Module 4 Assignment: Multimedia & Multimodal Applications

Objective: Build a working application that demonstrates your understanding of multimedia or multimodal AI models.

Choose Your Adventure: Pick ONE of the three options below.


Option 1: ControlNet Scribble App

Build a Gradio application that transforms hand-drawn sketches into realistic images using ControlNet.

Requirements:

  • Create a Gradio interface with a sketchpad/canvas input
  • Use ControlNet (scribble or canny edge model) to condition image generation
  • Allow users to enter a text prompt to guide the style/content
  • Generate and display the resulting image
  • Include at least one configurable parameter (e.g., guidance scale, number of steps)

Suggested approach:

  • Use Replicate’s ControlNet models for easier deployment, OR
  • Run locally using HuggingFace diffusers with a ControlNet pipeline

Option 2: Replicate Model Pipeline

Create a pipeline that chains multiple Replicate models together to transform images through a multi-step process.

Requirements:

  • Chain at least 3 different models in sequence (e.g., depth estimation → ControlNet → upscaling)
  • Create a Gradio interface that accepts an input image and displays intermediate/final results
  • Document what each model in your pipeline does and why you chose it
  • Show the transformation at each stage (not just the final output)

Example pipeline ideas:

  • Photo → Depth Map → Stylized Scene → Upscaled Output
  • Portrait → Pose Extraction → New Character in Same Pose → Background Replacement
  • Sketch → Colorized Image → Style Transfer → Final Composition

Option 3: Vision Language Model Application

Implement a practical application using a Vision Language Model (VLM) for a real-world use case.

Requirements:

  • Use an open-source VLM (e.g., Gemma 3, LLaVA, FastVLM) - not a closed API like GPT-4V or Claude
  • Build a Gradio interface that accepts image input
  • Implement a specific, practical use case such as:
    • Accessibility: Describe images for visually impaired users
    • Product Detection: Identify and catalog items from photos
    • Document Analysis: Extract information from receipts, forms, or charts
    • Educational: Explain diagrams, equations, or scientific figures
  • Include thoughtful prompt engineering in your system prompt

Deliverable: A Colab/Jupyter notebook with:

  • Code cells with your implementation
  • A working Gradio interface that can be launched and tested
  • Uses environment variables for any API keys (e.g., REPLICATE_API_TOKEN).
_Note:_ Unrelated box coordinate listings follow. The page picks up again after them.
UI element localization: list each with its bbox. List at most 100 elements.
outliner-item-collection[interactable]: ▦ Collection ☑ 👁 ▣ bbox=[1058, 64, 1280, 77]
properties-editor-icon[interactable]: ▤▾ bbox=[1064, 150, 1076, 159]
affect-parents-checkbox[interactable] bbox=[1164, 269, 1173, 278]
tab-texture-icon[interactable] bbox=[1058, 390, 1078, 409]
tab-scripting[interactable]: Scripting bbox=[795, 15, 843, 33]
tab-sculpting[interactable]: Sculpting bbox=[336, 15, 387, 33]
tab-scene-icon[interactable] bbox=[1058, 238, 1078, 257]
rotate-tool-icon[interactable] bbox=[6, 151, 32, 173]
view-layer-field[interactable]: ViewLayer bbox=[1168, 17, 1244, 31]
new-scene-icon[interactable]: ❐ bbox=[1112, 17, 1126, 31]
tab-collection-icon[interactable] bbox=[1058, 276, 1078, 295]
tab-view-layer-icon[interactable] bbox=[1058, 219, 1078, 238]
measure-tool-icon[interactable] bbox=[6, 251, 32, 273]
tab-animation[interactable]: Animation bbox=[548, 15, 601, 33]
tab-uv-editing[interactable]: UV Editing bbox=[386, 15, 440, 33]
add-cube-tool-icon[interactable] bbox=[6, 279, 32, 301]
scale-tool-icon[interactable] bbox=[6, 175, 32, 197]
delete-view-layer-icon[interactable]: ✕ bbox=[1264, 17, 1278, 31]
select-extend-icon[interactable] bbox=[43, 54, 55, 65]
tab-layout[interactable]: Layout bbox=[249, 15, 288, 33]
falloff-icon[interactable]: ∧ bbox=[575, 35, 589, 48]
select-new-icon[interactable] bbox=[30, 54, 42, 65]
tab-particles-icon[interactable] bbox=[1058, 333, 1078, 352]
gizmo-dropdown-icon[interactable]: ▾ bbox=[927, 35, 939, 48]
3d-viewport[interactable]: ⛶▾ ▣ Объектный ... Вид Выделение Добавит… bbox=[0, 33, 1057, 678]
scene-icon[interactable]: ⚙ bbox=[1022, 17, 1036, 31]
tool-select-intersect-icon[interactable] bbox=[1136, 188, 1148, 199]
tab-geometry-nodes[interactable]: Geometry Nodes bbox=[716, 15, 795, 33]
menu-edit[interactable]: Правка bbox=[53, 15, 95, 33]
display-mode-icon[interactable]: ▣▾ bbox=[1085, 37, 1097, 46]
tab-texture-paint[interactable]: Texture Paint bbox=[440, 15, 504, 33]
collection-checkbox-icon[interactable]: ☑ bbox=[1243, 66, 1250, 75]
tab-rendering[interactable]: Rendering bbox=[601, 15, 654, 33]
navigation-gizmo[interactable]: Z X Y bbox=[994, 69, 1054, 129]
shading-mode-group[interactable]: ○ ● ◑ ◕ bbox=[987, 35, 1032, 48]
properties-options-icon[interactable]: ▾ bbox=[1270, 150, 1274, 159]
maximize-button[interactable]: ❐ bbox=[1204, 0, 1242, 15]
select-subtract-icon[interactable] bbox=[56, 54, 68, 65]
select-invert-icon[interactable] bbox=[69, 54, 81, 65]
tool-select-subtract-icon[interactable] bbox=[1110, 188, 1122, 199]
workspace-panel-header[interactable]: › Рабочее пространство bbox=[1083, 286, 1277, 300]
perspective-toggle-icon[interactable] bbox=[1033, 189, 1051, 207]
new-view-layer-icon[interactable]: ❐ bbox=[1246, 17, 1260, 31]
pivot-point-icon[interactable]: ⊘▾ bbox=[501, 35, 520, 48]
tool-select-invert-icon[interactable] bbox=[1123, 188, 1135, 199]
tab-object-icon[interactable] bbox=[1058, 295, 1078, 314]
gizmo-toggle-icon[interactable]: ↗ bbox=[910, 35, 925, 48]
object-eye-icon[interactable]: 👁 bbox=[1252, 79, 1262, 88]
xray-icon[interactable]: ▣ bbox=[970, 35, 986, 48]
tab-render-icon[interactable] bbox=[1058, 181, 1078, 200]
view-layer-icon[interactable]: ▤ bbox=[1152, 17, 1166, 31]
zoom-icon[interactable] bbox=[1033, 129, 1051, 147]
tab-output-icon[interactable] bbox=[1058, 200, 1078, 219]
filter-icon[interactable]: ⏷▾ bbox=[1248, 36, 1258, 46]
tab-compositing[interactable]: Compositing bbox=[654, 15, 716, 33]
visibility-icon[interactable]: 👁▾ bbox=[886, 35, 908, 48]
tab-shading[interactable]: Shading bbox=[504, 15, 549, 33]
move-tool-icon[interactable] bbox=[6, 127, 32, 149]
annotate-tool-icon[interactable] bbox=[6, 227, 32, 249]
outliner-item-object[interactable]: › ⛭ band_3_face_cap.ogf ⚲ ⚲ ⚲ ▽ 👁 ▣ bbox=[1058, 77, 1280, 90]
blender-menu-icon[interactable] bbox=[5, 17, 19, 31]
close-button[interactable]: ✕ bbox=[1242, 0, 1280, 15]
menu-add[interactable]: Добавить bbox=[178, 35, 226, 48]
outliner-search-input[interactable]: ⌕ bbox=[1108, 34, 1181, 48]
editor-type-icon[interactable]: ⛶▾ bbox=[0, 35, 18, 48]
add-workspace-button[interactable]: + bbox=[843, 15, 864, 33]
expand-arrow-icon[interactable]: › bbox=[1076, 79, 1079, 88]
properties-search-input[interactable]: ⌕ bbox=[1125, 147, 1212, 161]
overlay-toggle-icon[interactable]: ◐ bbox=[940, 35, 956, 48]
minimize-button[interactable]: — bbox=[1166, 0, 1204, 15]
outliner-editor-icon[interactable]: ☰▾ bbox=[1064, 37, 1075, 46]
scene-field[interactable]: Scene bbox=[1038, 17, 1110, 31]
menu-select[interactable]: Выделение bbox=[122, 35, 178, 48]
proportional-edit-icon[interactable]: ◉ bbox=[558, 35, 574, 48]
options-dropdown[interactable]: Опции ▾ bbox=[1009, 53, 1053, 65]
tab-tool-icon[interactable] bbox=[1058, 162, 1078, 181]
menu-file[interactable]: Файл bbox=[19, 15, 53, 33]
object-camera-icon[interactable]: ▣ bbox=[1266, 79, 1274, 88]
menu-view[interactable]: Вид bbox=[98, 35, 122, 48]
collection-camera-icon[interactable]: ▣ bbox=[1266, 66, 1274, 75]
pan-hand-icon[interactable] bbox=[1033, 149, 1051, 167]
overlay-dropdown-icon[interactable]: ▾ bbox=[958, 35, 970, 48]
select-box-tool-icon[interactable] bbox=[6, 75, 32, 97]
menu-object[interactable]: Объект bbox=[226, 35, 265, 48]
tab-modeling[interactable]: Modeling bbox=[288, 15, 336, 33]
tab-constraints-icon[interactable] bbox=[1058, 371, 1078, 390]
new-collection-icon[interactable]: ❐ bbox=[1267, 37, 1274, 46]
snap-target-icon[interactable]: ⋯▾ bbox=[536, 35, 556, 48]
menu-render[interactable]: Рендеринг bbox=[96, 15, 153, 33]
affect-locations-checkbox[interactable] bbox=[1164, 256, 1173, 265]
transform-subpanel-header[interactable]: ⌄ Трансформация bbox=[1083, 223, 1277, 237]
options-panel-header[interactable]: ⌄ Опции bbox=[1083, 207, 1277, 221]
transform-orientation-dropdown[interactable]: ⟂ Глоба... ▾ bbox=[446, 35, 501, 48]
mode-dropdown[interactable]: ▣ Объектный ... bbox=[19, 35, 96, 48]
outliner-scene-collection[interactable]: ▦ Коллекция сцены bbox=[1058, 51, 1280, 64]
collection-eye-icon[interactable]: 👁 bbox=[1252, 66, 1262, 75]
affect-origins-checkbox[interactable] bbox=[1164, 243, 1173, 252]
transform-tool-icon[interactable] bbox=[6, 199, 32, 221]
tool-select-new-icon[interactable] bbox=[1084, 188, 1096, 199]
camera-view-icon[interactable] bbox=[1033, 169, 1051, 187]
Please do not include your API key in your notebook!
  • Markdown cells explaining:
    • Which option you chose and why
    • Your design decisions and approach
    • Observations about model behavior, quality, or limitations
    • What worked well and what was challenging

Hints

  • Option 1: The gr.Sketchpad or gr.ImageEditor components in Gradio work well for drawing input. Start with a simple black-and-white sketch before adding complexity.
  • Option 2: Consider what each model needs as input and produces as output. The PBR notebook (pbr-creator.ipynb) demonstrates this chaining pattern.
  • Option 3: Smaller models (like FastVLM-0.5B or Gemma 3 4B) can run on Colab’s T4 GPU. Focus on crafting a good system prompt that guides the model toward your specific use case.
  • All options: Test with multiple different inputs to understand the model’s capabilities and limitations.